If a workplace doesn’t offer paid parental leave, the solution, though possibly difficult to achieve on a political level, is obvious: paid parental leave. The climate issues that lead to secret parenting are more nebulous, and thus seem more difficult to fix. But perhaps the answer is just as clear. Fight the culture that encourages secret parenting by … not parenting secretly. Eventually, your colleagues will adapt.
Read: Why American moms can’t get enough expert parenting advice
This change cannot come from the lowest rungs of the organization. More senior employees must take the lead. Two kids in, I’m now a tenured full professor. I am on the other side, so to speak. But my kids are still young—4 and 8—and I value seeing them every day for dinner; I do not like to travel much. Not too long ago, I would have explained away my time constraints with other obligations or been vague about them.
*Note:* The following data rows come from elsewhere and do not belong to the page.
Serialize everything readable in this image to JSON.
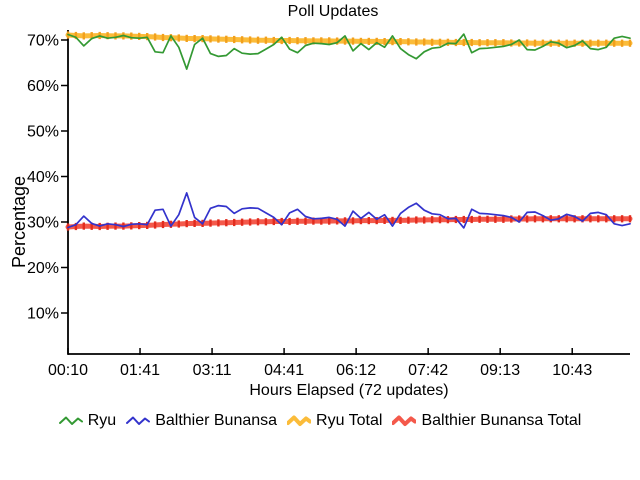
{
  "chart_data": {
    "type": "line",
    "title": "Poll Updates",
    "xlabel": "Hours Elapsed (72 updates)",
    "ylabel": "Percentage",
    "background_color": "#ffffff",
    "axis_color": "#000000",
    "grid": false,
    "legend_position": "bottom",
    "ylim": [
      0,
      75
    ],
    "y_tick_values": [
      70,
      60,
      50,
      40,
      30,
      20,
      10
    ],
    "y_tick_labels": [
      "70%",
      "60%",
      "50%",
      "40%",
      "30%",
      "20%",
      "10%"
    ],
    "x_ticks": [
      {
        "label": "00:10",
        "index": 0
      },
      {
        "label": "01:41",
        "index": 9.1
      },
      {
        "label": "03:11",
        "index": 18.2
      },
      {
        "label": "04:41",
        "index": 27.3
      },
      {
        "label": "06:12",
        "index": 36.4
      },
      {
        "label": "07:42",
        "index": 45.5
      },
      {
        "label": "09:13",
        "index": 54.6
      },
      {
        "label": "10:43",
        "index": 63.7
      }
    ],
    "updates_count": 72,
    "series": [
      {
        "name": "Ryu",
        "style": "thin",
        "color": "#339933",
        "values": [
          71.2,
          70.6,
          68.7,
          70.3,
          70.9,
          70.4,
          70.6,
          71.0,
          70.5,
          70.4,
          70.6,
          67.4,
          67.2,
          70.9,
          68.4,
          63.6,
          69.0,
          70.4,
          67.0,
          66.4,
          66.6,
          68.1,
          67.1,
          66.9,
          67.0,
          68.0,
          69.0,
          70.6,
          68.0,
          67.2,
          68.8,
          69.3,
          69.2,
          69.0,
          69.4,
          70.9,
          67.6,
          69.2,
          67.9,
          69.4,
          68.4,
          70.9,
          68.1,
          66.8,
          65.9,
          67.4,
          68.2,
          68.4,
          69.3,
          69.2,
          71.3,
          67.2,
          68.1,
          68.2,
          68.4,
          68.6,
          69.0,
          70.0,
          67.9,
          67.8,
          68.6,
          69.6,
          69.3,
          68.3,
          68.8,
          69.8,
          68.1,
          67.9,
          68.4,
          70.4,
          70.8,
          70.4
        ]
      },
      {
        "name": "Balthier Bunansa",
        "style": "thin",
        "color": "#3333cc",
        "values": [
          28.8,
          29.4,
          31.3,
          29.7,
          29.1,
          29.6,
          29.4,
          29.0,
          29.5,
          29.6,
          29.4,
          32.6,
          32.8,
          29.1,
          31.6,
          36.4,
          31.0,
          29.6,
          33.0,
          33.6,
          33.4,
          31.9,
          32.9,
          33.1,
          33.0,
          32.0,
          31.0,
          29.4,
          32.0,
          32.8,
          31.2,
          30.7,
          30.8,
          31.0,
          30.6,
          29.1,
          32.4,
          30.8,
          32.1,
          30.6,
          31.6,
          29.1,
          31.9,
          33.2,
          34.1,
          32.6,
          31.8,
          31.6,
          30.7,
          30.8,
          28.7,
          32.8,
          31.9,
          31.8,
          31.6,
          31.4,
          31.0,
          30.0,
          32.1,
          32.2,
          31.4,
          30.4,
          30.7,
          31.7,
          31.2,
          30.2,
          31.9,
          32.1,
          31.6,
          29.6,
          29.2,
          29.6
        ]
      },
      {
        "name": "Ryu Total",
        "style": "thick",
        "color": "#fbbc3a",
        "marker_color": "#f2a01c",
        "values": [
          71.1,
          71.0,
          70.9,
          70.95,
          71.0,
          70.95,
          70.9,
          70.9,
          70.85,
          70.8,
          70.75,
          70.65,
          70.55,
          70.5,
          70.45,
          70.35,
          70.3,
          70.3,
          70.25,
          70.2,
          70.15,
          70.1,
          70.05,
          70.0,
          69.95,
          69.95,
          69.9,
          69.9,
          69.9,
          69.85,
          69.85,
          69.8,
          69.8,
          69.8,
          69.75,
          69.75,
          69.75,
          69.7,
          69.7,
          69.7,
          69.65,
          69.65,
          69.65,
          69.6,
          69.55,
          69.55,
          69.5,
          69.5,
          69.5,
          69.45,
          69.45,
          69.45,
          69.4,
          69.4,
          69.4,
          69.4,
          69.35,
          69.35,
          69.35,
          69.3,
          69.3,
          69.3,
          69.3,
          69.3,
          69.3,
          69.3,
          69.3,
          69.3,
          69.3,
          69.3,
          69.3,
          69.3
        ]
      },
      {
        "name": "Balthier Bunansa Total",
        "style": "thick",
        "color": "#f4594b",
        "marker_color": "#e22c1e",
        "values": [
          28.9,
          29.0,
          29.1,
          29.05,
          29.0,
          29.05,
          29.1,
          29.1,
          29.15,
          29.2,
          29.25,
          29.35,
          29.45,
          29.5,
          29.55,
          29.65,
          29.7,
          29.7,
          29.75,
          29.8,
          29.85,
          29.9,
          29.95,
          30.0,
          30.05,
          30.05,
          30.1,
          30.1,
          30.1,
          30.15,
          30.15,
          30.2,
          30.2,
          30.2,
          30.25,
          30.25,
          30.25,
          30.3,
          30.3,
          30.3,
          30.35,
          30.35,
          30.35,
          30.4,
          30.45,
          30.45,
          30.5,
          30.5,
          30.5,
          30.55,
          30.55,
          30.55,
          30.6,
          30.6,
          30.6,
          30.6,
          30.65,
          30.65,
          30.65,
          30.7,
          30.7,
          30.7,
          30.7,
          30.7,
          30.7,
          30.7,
          30.7,
          30.7,
          30.7,
          30.7,
          30.7,
          30.7
        ]
      }
    ]
  }
}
But I try consciously not to do that now. I tell people, “I’m sorry, I do not do meetings after 5 p.m., because of my children.” Or even, “Sorry, but today I’m leaving at 3:30 because I’ve been traveling a lot and I promised my kids I’d come home early to make cookies.” And I particularly try to say things like that around more junior colleagues, those who might wonder whether it is okay for them to have these constraints. I have pictures of my kids up everywhere, and right now I’m looking at a child’s mitten, which has been sitting on my desk since sometime in December. One glance around my office, and you’d know I’m a parent.
Nor can women, even senior women, change the tenor of their workplaces alone. Men have to do it also. Parenting is not a mom-only activity. Men also want to see their kids, to be there for dinner, for bedtime.
Once parents start acknowledging their child-care obligations openly, the need for specific changes may become apparent. For example, little kids go to sleep early. The hours between, say, 5 p.m. and 8 p.m. are really central for parents. What if they spoke up about that more? Employers might then see the benefit of making clear to parents that they needn’t fulfill their work obligations within the confines of a traditional day. Many of us would be happy to log on before our kids are up or after they are in bed. For me, a phone call at 8:15 p.m. is infinitely better than a meeting at 6 p.m. Openness about, say, sickness would also force employers to confront that even the best-laid child-care plans break down. Parents should have the flexibility to (occasionally) have a kid in their office or, better yet, be given access to emergency child care.
Put simply, mothers and fathers ought to come clean about the nature of their lives. We can’t fix problems that we pretend don’t exist; we can’t improve the lot of parents at work if we pretend we aren’t parents.